Let us suppose that the person next door takes his child to school in the car. For a modest sum, he might be willing to take the pupil from next door in the car, too, thereby reducing the congestion on the roads and ensuring that better use is made of the fuel that is used in the school run. If the Government are in the business of taking powers to modify the Transport Act 1985, which is what clause 4 will do, why are they not thinking radically about facilitating or promoting car sharing and enabling drivers to make a modest charge when they consider that appropriate?

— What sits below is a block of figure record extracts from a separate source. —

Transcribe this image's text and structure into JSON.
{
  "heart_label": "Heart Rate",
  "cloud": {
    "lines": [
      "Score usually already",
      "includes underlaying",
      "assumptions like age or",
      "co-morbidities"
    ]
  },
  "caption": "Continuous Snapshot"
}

The school run sharing in which we, as a family, have been involved depends on reciprocity, on the basis that one family does the school run for one week while another family will do the next week, and so on. It is a little like baby-sitting circles. In today's modern society, however, many families do not have the ability to take their children to school using their cars. It is all give on one side, and all take on the other. If there were the ability to make a modest charge, fairness and an incentive could be introduced to make people share the journey to school more than they do at present. When one stands at the school gate, it is amazing how many children arrive on their own in a car that is driven by a single adult. Surely we can do better than that. If we are in the business of school transport pilots, cannot we think radically in the great Wandsworth tradition and extend them in the way in which I have suggested?

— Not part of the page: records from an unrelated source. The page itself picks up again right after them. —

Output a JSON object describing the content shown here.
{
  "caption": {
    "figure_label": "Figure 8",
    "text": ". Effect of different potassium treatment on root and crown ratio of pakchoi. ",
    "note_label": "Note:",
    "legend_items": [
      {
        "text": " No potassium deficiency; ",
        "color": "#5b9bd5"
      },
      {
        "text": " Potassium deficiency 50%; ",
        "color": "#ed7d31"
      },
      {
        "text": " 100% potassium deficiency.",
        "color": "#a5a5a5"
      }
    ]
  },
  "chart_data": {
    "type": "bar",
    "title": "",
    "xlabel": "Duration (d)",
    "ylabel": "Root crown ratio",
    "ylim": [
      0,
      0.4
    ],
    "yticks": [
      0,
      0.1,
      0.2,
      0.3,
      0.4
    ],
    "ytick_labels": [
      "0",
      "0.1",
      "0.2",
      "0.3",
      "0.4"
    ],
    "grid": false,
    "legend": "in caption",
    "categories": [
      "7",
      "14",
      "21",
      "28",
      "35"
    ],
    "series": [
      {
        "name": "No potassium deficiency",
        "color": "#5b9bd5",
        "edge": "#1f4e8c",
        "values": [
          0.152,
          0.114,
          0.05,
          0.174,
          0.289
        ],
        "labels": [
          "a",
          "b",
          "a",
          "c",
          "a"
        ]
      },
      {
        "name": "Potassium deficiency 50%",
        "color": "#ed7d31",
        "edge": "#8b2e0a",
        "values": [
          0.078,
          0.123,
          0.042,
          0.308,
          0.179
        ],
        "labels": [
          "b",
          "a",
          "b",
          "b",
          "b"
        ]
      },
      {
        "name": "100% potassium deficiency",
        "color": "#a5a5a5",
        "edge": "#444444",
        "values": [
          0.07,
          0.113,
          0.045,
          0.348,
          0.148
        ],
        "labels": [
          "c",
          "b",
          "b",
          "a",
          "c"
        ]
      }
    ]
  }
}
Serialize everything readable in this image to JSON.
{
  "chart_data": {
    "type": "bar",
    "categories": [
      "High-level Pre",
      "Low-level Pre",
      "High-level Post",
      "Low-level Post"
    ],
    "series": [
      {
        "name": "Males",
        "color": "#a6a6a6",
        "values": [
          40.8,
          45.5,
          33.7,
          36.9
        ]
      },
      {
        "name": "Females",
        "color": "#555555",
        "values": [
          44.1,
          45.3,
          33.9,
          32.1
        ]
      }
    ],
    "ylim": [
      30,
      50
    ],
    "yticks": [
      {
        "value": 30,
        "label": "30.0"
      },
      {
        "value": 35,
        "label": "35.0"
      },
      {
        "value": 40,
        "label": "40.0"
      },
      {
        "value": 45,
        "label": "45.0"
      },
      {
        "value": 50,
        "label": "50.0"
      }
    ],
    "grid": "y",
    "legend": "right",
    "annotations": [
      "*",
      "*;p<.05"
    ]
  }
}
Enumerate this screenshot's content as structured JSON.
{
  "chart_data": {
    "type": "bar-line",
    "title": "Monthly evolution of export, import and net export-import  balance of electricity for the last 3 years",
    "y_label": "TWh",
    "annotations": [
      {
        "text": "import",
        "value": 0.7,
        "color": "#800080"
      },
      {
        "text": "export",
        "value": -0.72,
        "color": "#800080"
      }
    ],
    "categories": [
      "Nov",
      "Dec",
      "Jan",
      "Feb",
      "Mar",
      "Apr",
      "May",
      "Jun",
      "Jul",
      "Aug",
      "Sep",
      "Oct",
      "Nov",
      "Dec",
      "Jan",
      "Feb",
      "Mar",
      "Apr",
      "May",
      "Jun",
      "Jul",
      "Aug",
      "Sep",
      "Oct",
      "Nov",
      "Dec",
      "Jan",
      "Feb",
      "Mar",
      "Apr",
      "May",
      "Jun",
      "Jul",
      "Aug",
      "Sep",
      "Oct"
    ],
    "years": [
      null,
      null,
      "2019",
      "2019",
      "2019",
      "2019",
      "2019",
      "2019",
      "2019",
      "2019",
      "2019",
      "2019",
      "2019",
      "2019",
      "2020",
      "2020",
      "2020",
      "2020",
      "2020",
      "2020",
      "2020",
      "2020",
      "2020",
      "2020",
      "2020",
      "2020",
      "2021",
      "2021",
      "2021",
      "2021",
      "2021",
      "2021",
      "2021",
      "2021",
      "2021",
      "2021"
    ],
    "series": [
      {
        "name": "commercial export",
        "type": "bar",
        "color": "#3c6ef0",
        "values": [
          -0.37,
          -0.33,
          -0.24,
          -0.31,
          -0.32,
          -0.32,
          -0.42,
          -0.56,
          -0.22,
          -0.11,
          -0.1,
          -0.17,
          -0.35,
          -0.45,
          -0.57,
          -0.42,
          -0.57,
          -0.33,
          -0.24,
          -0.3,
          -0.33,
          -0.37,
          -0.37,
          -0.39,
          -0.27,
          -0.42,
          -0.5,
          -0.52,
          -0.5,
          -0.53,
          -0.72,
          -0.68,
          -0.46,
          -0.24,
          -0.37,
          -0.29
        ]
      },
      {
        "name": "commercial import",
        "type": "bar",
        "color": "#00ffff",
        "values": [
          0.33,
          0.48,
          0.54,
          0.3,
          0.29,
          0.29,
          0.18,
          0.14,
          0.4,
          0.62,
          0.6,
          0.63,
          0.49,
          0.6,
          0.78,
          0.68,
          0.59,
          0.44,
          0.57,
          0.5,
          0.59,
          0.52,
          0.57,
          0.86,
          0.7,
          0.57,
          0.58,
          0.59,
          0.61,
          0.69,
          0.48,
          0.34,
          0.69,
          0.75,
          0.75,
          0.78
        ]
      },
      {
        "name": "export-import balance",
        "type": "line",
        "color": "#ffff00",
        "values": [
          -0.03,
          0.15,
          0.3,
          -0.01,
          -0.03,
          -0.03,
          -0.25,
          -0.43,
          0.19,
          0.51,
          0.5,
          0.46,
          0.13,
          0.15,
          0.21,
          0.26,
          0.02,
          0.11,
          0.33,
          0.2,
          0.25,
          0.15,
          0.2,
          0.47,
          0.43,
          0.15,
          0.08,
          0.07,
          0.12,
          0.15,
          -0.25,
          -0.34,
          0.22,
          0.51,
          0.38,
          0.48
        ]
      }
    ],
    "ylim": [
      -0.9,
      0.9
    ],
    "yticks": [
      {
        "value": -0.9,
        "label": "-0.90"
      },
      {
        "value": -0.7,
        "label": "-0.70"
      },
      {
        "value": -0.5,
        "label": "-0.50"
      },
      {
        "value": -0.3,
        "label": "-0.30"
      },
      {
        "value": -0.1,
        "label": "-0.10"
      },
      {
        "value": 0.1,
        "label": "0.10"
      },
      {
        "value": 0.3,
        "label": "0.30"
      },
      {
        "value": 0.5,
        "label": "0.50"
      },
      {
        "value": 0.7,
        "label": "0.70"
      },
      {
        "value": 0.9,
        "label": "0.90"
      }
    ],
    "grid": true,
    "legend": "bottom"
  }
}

Charlotte Atkins: There is no problem about car sharing. The existing law allows it, as long as it is not about profit or being run as a business. There is no reason why neighbours cannot share a car. In the radical tradition of Wandsworth, that could have been done many years ago.
Mr. Chope: At the conference the hon. Lady and I had a chance to respond to the point, but neither of us was able to explain to the questioner why there are many constraints on people being able to charge someone to have a child or somebody else in their car as a passenger. There are insurance and other legal constraints on doing that. People can share, but are not able under the law to give the space in their car in return for a fee.
Charlotte Atkins: Normal car sharing is allowed for a fee that helps compensate its owner for depreciation and wear and tear. There may be other issues, but I will write to the hon. Gentleman about children in cars, in terms of protection and so on, and I am sure that we can clear up the matter. I understand that car sharing is allowed under current legislation, and many local authorities are introducing innovative schemes involving car sharing and lanes for cars with more than one occupant. That is already on the cards and is part of our bids to ensure that we reduce congestion as much as possible.